Voar ou o Euromilhões ao contrário

Aperto o cinto, fecho os olhos, agarro-me aos braços da cadeira e tento apagar o cérebro (o que no meu caso é quase impossível, dado o nível de overthinking que o encharca). Isto acontece em todas as descolagens e aterragens. Ao mínimo solavanco, sobressalto-me de tal forma que o vizinho do lado, conhecido ou desconhecido, dá sinal de contágio. O medo tem esse efeito. Durante a viagem vou de olhos postos no ecrã com o aviãozinho, a ver em que ponto da rota estou e o tempo que falta para chegar. De tempos a tempos, observo, perscrutante, o estado de espírito da tripulação. Nem as refeições nem o chá, café ou laranjada me distraem.

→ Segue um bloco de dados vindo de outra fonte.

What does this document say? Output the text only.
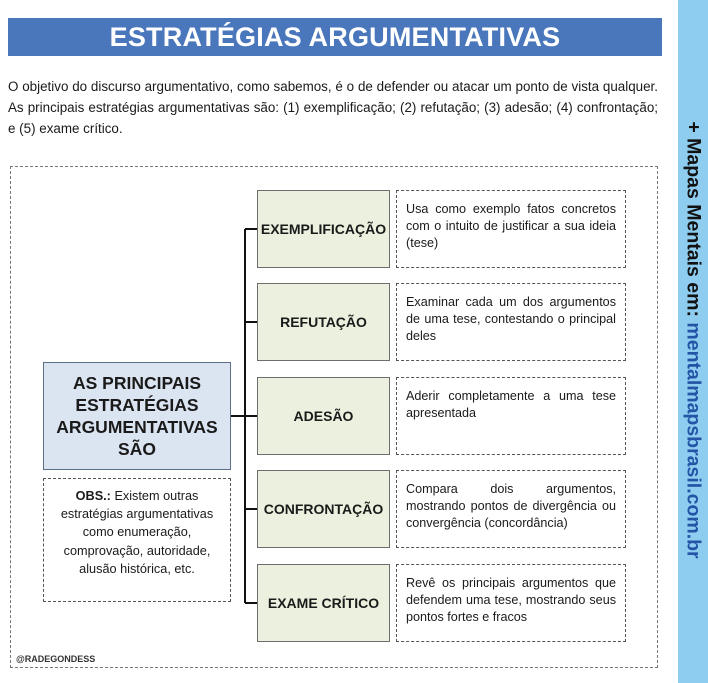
ESTRATÉGIAS ARGUMENTATIVAS
O objetivo do discurso argumentativo, como sabemos, é o de defender ou atacar um ponto de vista qualquer. As principais estratégias argumentativas são: (1) exemplificação; (2) refutação; (3) adesão; (4) confrontação; e (5) exame crítico.
AS PRINCIPAIS ESTRATÉGIAS ARGUMENTATIVAS SÃO
OBS.: Existem outras estratégias argumentativas como enumeração, comprovação, autoridade, alusão histórica, etc.
EXEMPLIFICAÇÃO
Usa como exemplo fatos concretos com o intuito de justificar a sua ideia (tese)
REFUTAÇÃO
Examinar cada um dos argumentos de uma tese, contestando o principal deles
ADESÃO
Aderir completamente a uma tese apresentada
CONFRONTAÇÃO
Compara dois argumentos, mostrando pontos de divergência ou convergência (concordância)
EXAME CRÍTICO
Revê os principais argumentos que defendem uma tese, mostrando seus pontos fortes e fracos
@RADEGONDESS
+ Mapas Mentais em: mentalmapsbrasil.com.br
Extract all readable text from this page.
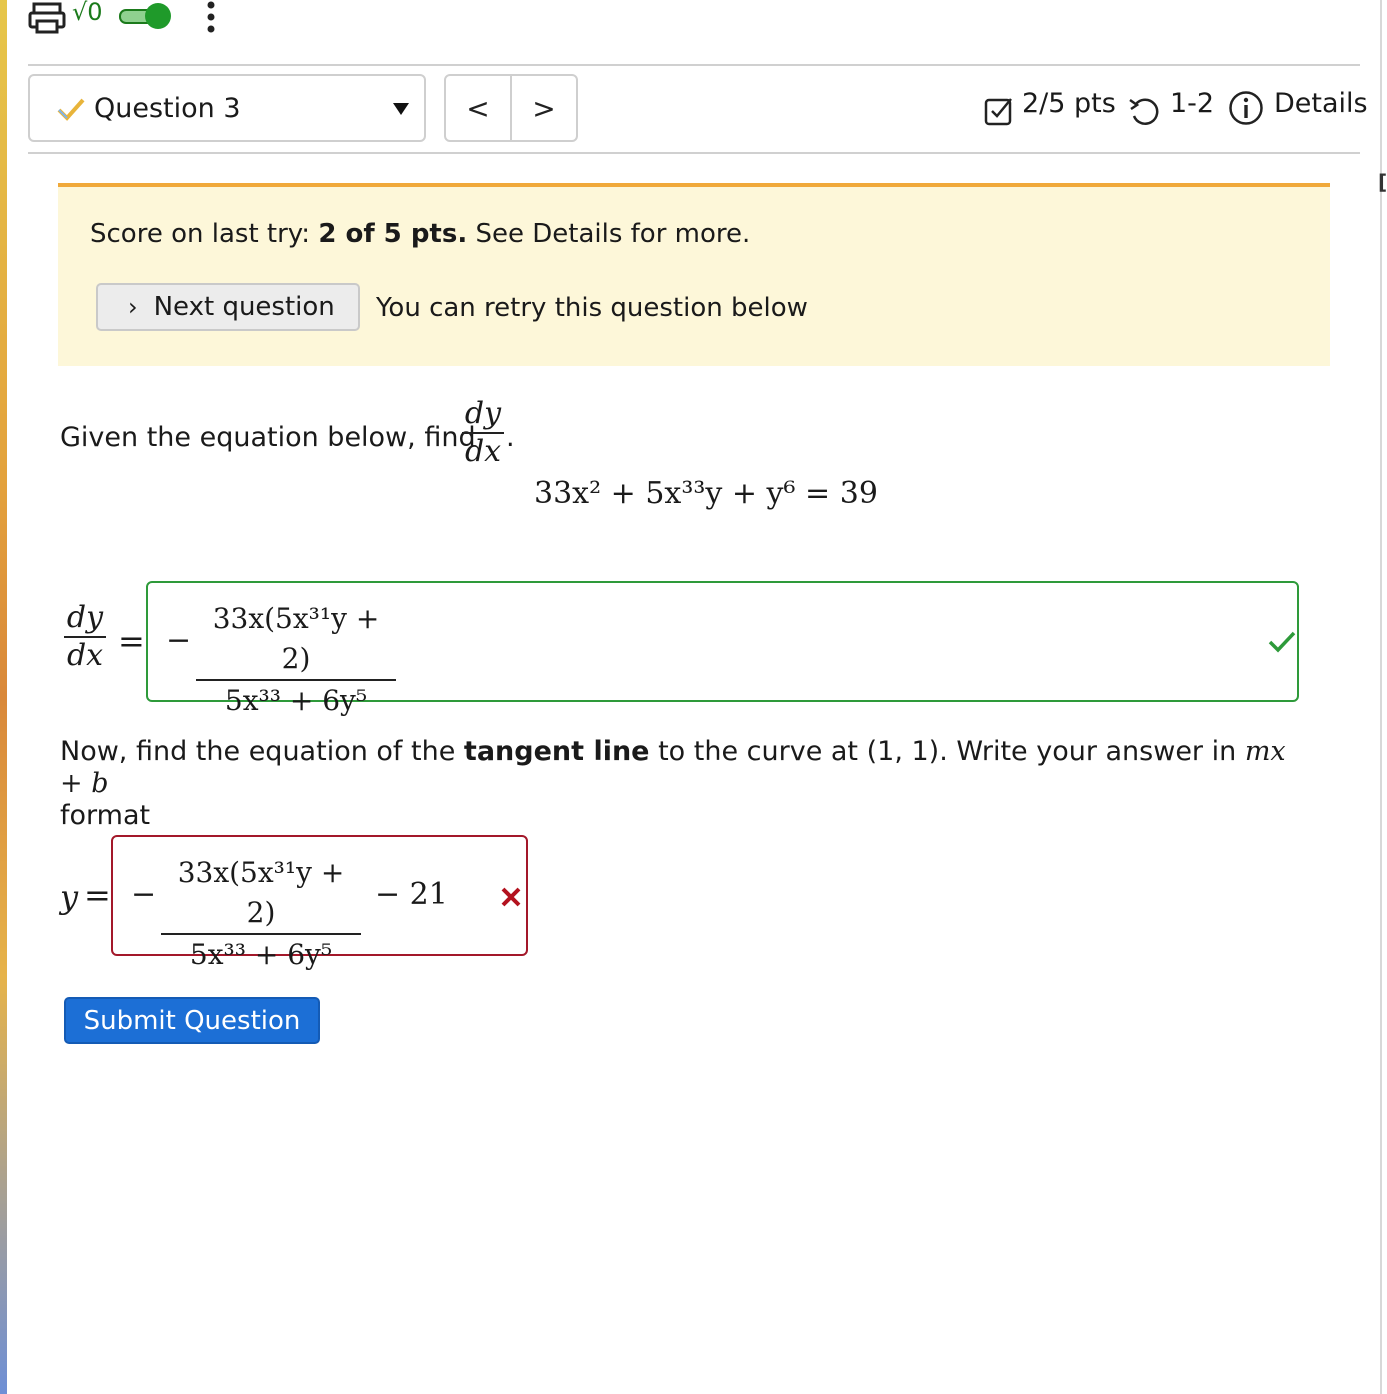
[
√0
Question 3	<	>	2/5 pts 1-2 Details
Score on last try: 2 of 5 pts. See Details for more.
› Next question You can retry this question below
Given the equation below, find
dy
dx .
33x² + 5x³³y + y⁶ = 39
dy
dx = −
33x(5x³¹y + 2)
5x³³ + 6y⁵
Now, find the equation of the tangent line to the curve at (1, 1). Write your answer in mx + b
format
y = −
33x(5x³¹y + 2)
5x³³ + 6y⁵
− 21
Submit Question
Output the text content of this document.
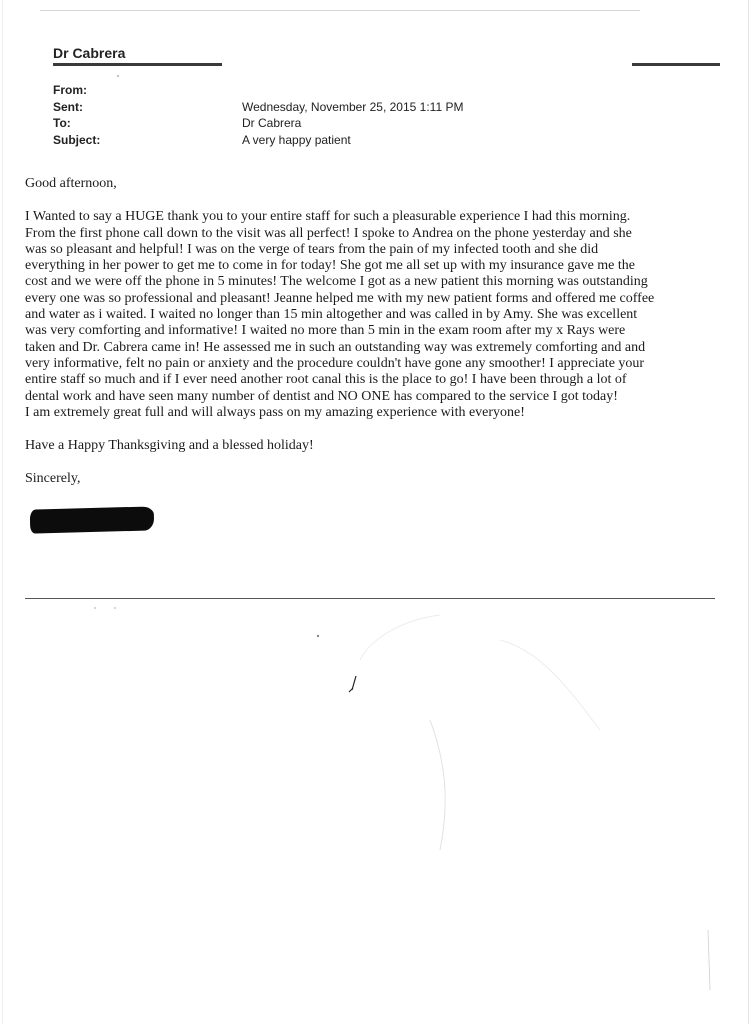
Dr Cabrera
From:
Sent:	Wednesday, November 25, 2015 1:11 PM
To:	Dr Cabrera
Subject:	A very happy patient

Good afternoon,

I Wanted to say a HUGE thank you to your entire staff for such a pleasurable experience I had this morning.
From the first phone call down to the visit was all perfect! I spoke to Andrea on the phone yesterday and she
was so pleasant and helpful! I was on the verge of tears from the pain of my infected tooth and she did
everything in her power to get me to come in for today! She got me all set up with my insurance gave me the
cost and we were off the phone in 5 minutes! The welcome I got as a new patient this morning was outstanding
every one was so professional and pleasant! Jeanne helped me with my new patient forms and offered me coffee
and water as i waited. I waited no longer than 15 min altogether and was called in by Amy. She was excellent
was very comforting and informative! I waited no more than 5 min in the exam room after my x Rays were
taken and Dr. Cabrera came in! He assessed me in such an outstanding way was extremely comforting and and
very informative, felt no pain or anxiety and the procedure couldn't have gone any smoother! I appreciate your
entire staff so much and if I ever need another root canal this is the place to go! I have been through a lot of
dental work and have seen many number of dentist and NO ONE has compared to the service I got today!
I am extremely great full and will always pass on my amazing experience with everyone!

Have a Happy Thanksgiving and a blessed holiday!

Sincerely,
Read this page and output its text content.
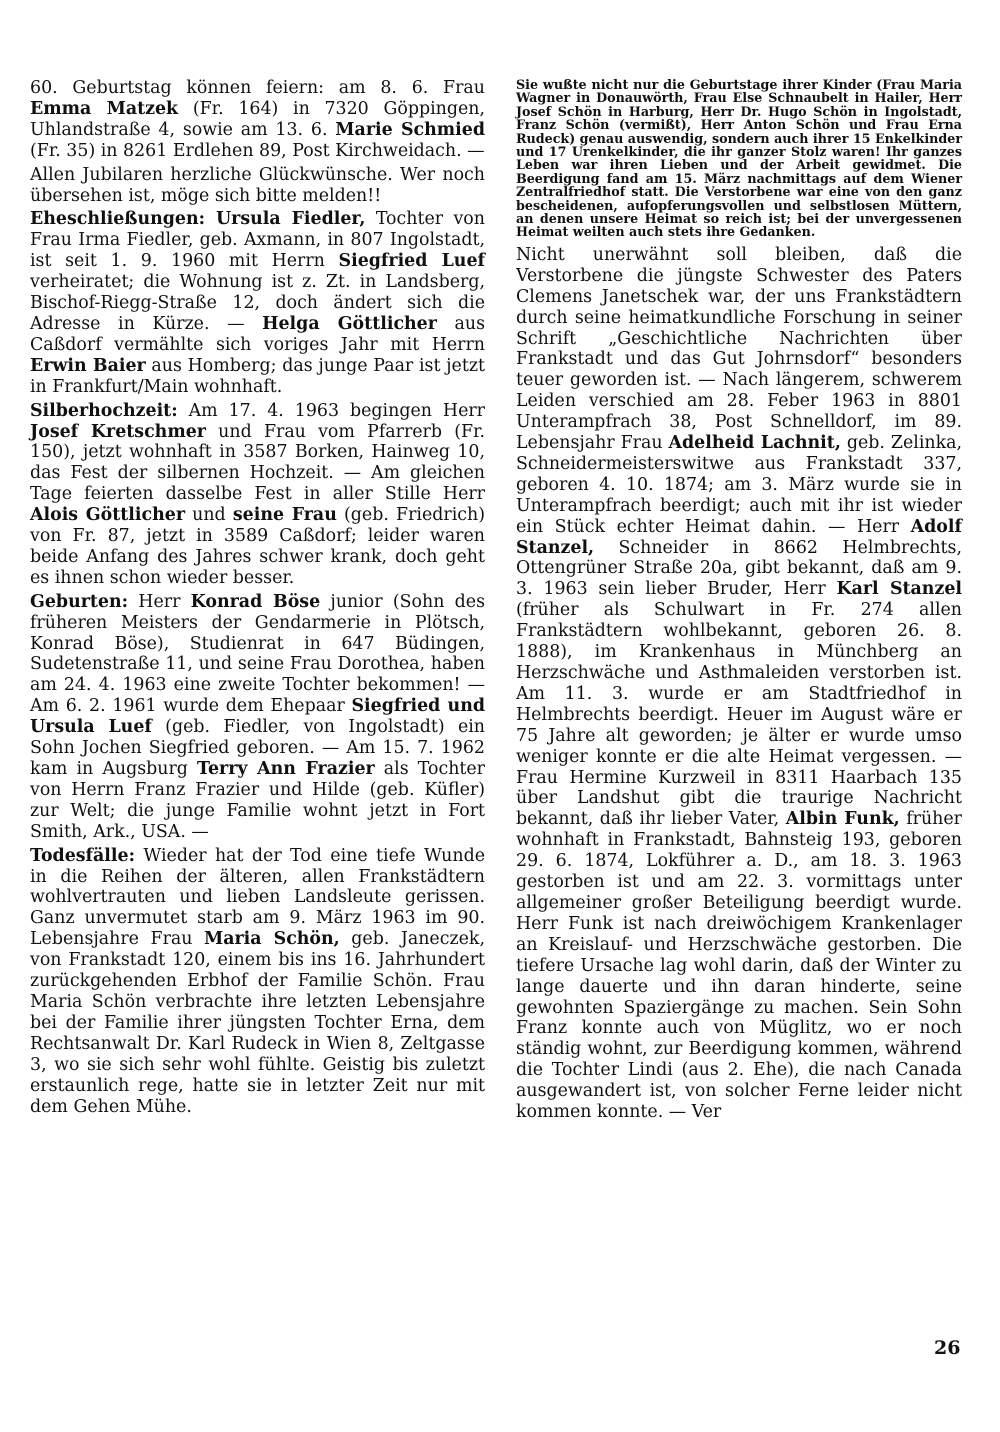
60. Geburtstag können feiern: am 8. 6. Frau Emma Matzek (Fr. 164) in 7320 Göppingen, Uhlandstraße 4, sowie am 13. 6. Marie Schmied (Fr. 35) in 8261 Erdlehen 89, Post Kirchweidach. —

Allen Jubilaren herzliche Glückwünsche. Wer noch übersehen ist, möge sich bitte melden!!

Eheschließungen: Ursula Fiedler, Tochter von Frau Irma Fiedler, geb. Axmann, in 807 Ingolstadt, ist seit 1. 9. 1960 mit Herrn Siegfried Luef verheiratet; die Wohnung ist z. Zt. in Landsberg, Bischof-Riegg-Straße 12, doch ändert sich die Adresse in Kürze. — Helga Göttlicher aus Caßdorf vermählte sich voriges Jahr mit Herrn Erwin Baier aus Homberg; das junge Paar ist jetzt in Frankfurt/Main wohnhaft.

Silberhochzeit: Am 17. 4. 1963 begingen Herr Josef Kretschmer und Frau vom Pfarrerb (Fr. 150), jetzt wohnhaft in 3587 Borken, Hainweg 10, das Fest der silbernen Hochzeit. — Am gleichen Tage feierten dasselbe Fest in aller Stille Herr Alois Göttlicher und seine Frau (geb. Friedrich) von Fr. 87, jetzt in 3589 Caßdorf; leider waren beide Anfang des Jahres schwer krank, doch geht es ihnen schon wieder besser.

Geburten: Herr Konrad Böse junior (Sohn des früheren Meisters der Gendarmerie in Plötsch, Konrad Böse), Studienrat in 647 Büdingen, Sudetenstraße 11, und seine Frau Dorothea, haben am 24. 4. 1963 eine zweite Tochter bekommen! — Am 6. 2. 1961 wurde dem Ehepaar Siegfried und Ursula Luef (geb. Fiedler, von Ingolstadt) ein Sohn Jochen Siegfried geboren. — Am 15. 7. 1962 kam in Augsburg Terry Ann Frazier als Tochter von Herrn Franz Frazier und Hilde (geb. Küfler) zur Welt; die junge Familie wohnt jetzt in Fort Smith, Ark., USA. —

Todesfälle: Wieder hat der Tod eine tiefe Wunde in die Reihen der älteren, allen Frankstädtern wohlvertrauten und lieben Landsleute gerissen. Ganz unvermutet starb am 9. März 1963 im 90. Lebensjahre Frau Maria Schön, geb. Janeczek, von Frankstadt 120, einem bis ins 16. Jahrhundert zurückgehenden Erbhof der Familie Schön. Frau Maria Schön verbrachte ihre letzten Lebensjahre bei der Familie ihrer jüngsten Tochter Erna, dem Rechtsanwalt Dr. Karl Rudeck in Wien 8, Zeltgasse 3, wo sie sich sehr wohl fühlte. Geistig bis zuletzt erstaunlich rege, hatte sie in letzter Zeit nur mit dem Gehen Mühe.

Sie wußte nicht nur die Geburtstage ihrer Kinder (Frau Maria Wagner in Donauwörth, Frau Else Schnaubelt in Hailer, Herr Josef Schön in Harburg, Herr Dr. Hugo Schön in Ingolstadt, Franz Schön (vermißt), Herr Anton Schön und Frau Erna Rudeck) genau auswendig, sondern auch ihrer 15 Enkelkinder und 17 Urenkelkinder, die ihr ganzer Stolz waren! Ihr ganzes Leben war ihren Lieben und der Arbeit gewidmet. Die Beerdigung fand am 15. März nachmittags auf dem Wiener Zentralfriedhof statt. Die Verstorbene war eine von den ganz bescheidenen, aufopferungsvollen und selbstlosen Müttern, an denen unsere Heimat so reich ist; bei der unvergessenen Heimat weilten auch stets ihre Gedanken.

Nicht unerwähnt soll bleiben, daß die Verstorbene die jüngste Schwester des Paters Clemens Janetschek war, der uns Frankstädtern durch seine heimatkundliche Forschung in seiner Schrift „Geschichtliche Nachrichten über Frankstadt und das Gut Johrnsdorf“ besonders teuer geworden ist. — Nach längerem, schwerem Leiden verschied am 28. Feber 1963 in 8801 Unterampfrach 38, Post Schnelldorf, im 89. Lebensjahr Frau Adelheid Lachnit, geb. Zelinka, Schneidermeisterswitwe aus Frankstadt 337, geboren 4. 10. 1874; am 3. März wurde sie in Unterampfrach beerdigt; auch mit ihr ist wieder ein Stück echter Heimat dahin. — Herr Adolf Stanzel, Schneider in 8662 Helmbrechts, Ottengrüner Straße 20a, gibt bekannt, daß am 9. 3. 1963 sein lieber Bruder, Herr Karl Stanzel (früher als Schulwart in Fr. 274 allen Frankstädtern wohlbekannt, geboren 26. 8. 1888), im Krankenhaus in Münchberg an Herzschwäche und Asthmaleiden verstorben ist. Am 11. 3. wurde er am Stadtfriedhof in Helmbrechts beerdigt. Heuer im August wäre er 75 Jahre alt geworden; je älter er wurde umso weniger konnte er die alte Heimat vergessen. — Frau Hermine Kurzweil in 8311 Haarbach 135 über Landshut gibt die traurige Nachricht bekannt, daß ihr lieber Vater, Albin Funk, früher wohnhaft in Frankstadt, Bahnsteig 193, geboren 29. 6. 1874, Lokführer a. D., am 18. 3. 1963 gestorben ist und am 22. 3. vormittags unter allgemeiner großer Beteiligung beerdigt wurde. Herr Funk ist nach dreiwöchigem Krankenlager an Kreislauf- und Herzschwäche gestorben. Die tiefere Ursache lag wohl darin, daß der Winter zu lange dauerte und ihn daran hinderte, seine gewohnten Spaziergänge zu machen. Sein Sohn Franz konnte auch von Müglitz, wo er noch ständig wohnt, zur Beerdigung kommen, während die Tochter Lindi (aus 2. Ehe), die nach Canada ausgewandert ist, von solcher Ferne leider nicht kommen konnte. — Ver

26
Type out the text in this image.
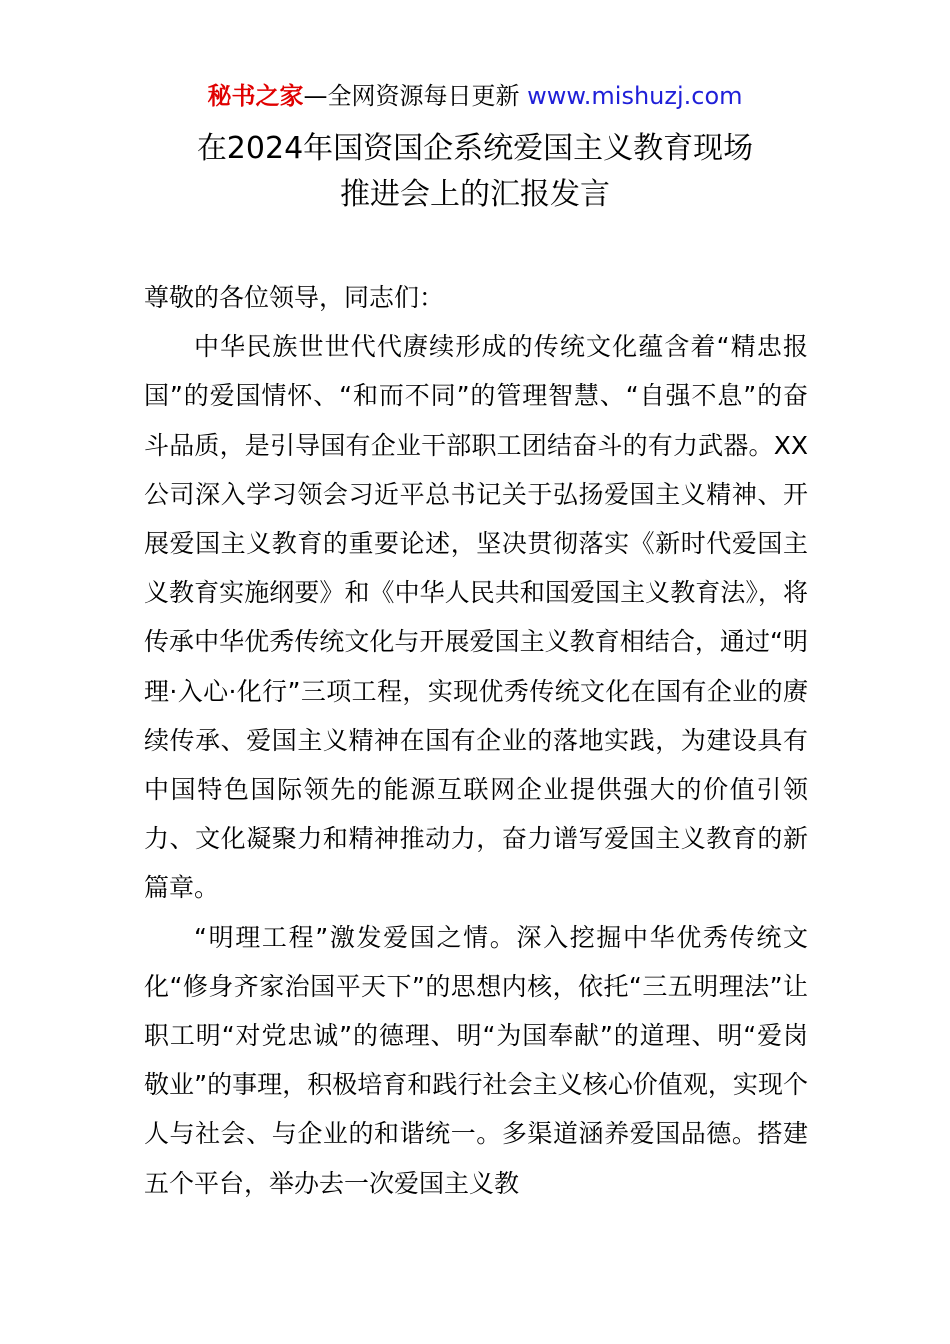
秘书之家—全网资源每日更新 www.mishuzj.com
在2024年国资国企系统爱国主义教育现场
推进会上的汇报发言
尊敬的各位领导，同志们：

中华民族世世代代赓续形成的传统文化蕴含着“精忠报国”的爱国情怀、“和而不同”的管理智慧、“自强不息”的奋斗品质，是引导国有企业干部职工团结奋斗的有力武器。XX公司深入学习领会习近平总书记关于弘扬爱国主义精神、开展爱国主义教育的重要论述，坚决贯彻落实《新时代爱国主义教育实施纲要》和《中华人民共和国爱国主义教育法》，将传承中华优秀传统文化与开展爱国主义教育相结合，通过“明理·入心·化行”三项工程，实现优秀传统文化在国有企业的赓续传承、爱国主义精神在国有企业的落地实践，为建设具有中国特色国际领先的能源互联网企业提供强大的价值引领力、文化凝聚力和精神推动力，奋力谱写爱国主义教育的新篇章。

“明理工程”激发爱国之情。深入挖掘中华优秀传统文化“修身齐家治国平天下”的思想内核，依托“三五明理法”让职工明“对党忠诚”的德理、明“为国奉献”的道理、明“爱岗敬业”的事理，积极培育和践行社会主义核心价值观，实现个人与社会、与企业的和谐统一。多渠道涵养爱国品德。搭建五个平台，举办去一次爱国主义教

O drama é que nas horas que antecedem o voo (e durante o dito) a certeza de que vou morrer invade-me. Nos dias antes da viagem, despeço-me de toda a gente que amo como se fosse a última vez que nos vemos (ou ouvimos). Faço pesquisas na internet sobre estatísticas de acidentes aéreos. Estudo probabilidades. Faço filmes. Imagino cenários. Sinto o que sentiria se o que mais temo acontecesse. E o que mais temo é que o avião caia.

Não foi sempre assim. Se olhar para trás e analisar, percebo que comecei a ter verdadeiro pânico de voar depois de ter filhos. Talvez também tenha sido por causa deles que comecei a ter medo de morrer. A minha vida deixou de me pertencer só a mim. Tem tudo que ver com controlo, li uma vez num livro sobre a fobia. É difícil para algumas pessoas - eu, pelos vistos sou uma delas - abdicar do controlo e deixar-se ir, pôr o destino nas mãos de outros. Talvez tenha também que ver com acharmos que somos o centro do universo. Os desastres aéreos são raros, se pensarmos na quantidade de aviões que circulam todos os dias nos céus do mundo inteiro. Tão raros como ganhar o Euromilhões. E, no entanto, quando jogo, também tenho sempre a certeza de que vou ganhar. Nunca aconteceu, mas, entre a sorte e o azar, que venham de lá os milhões.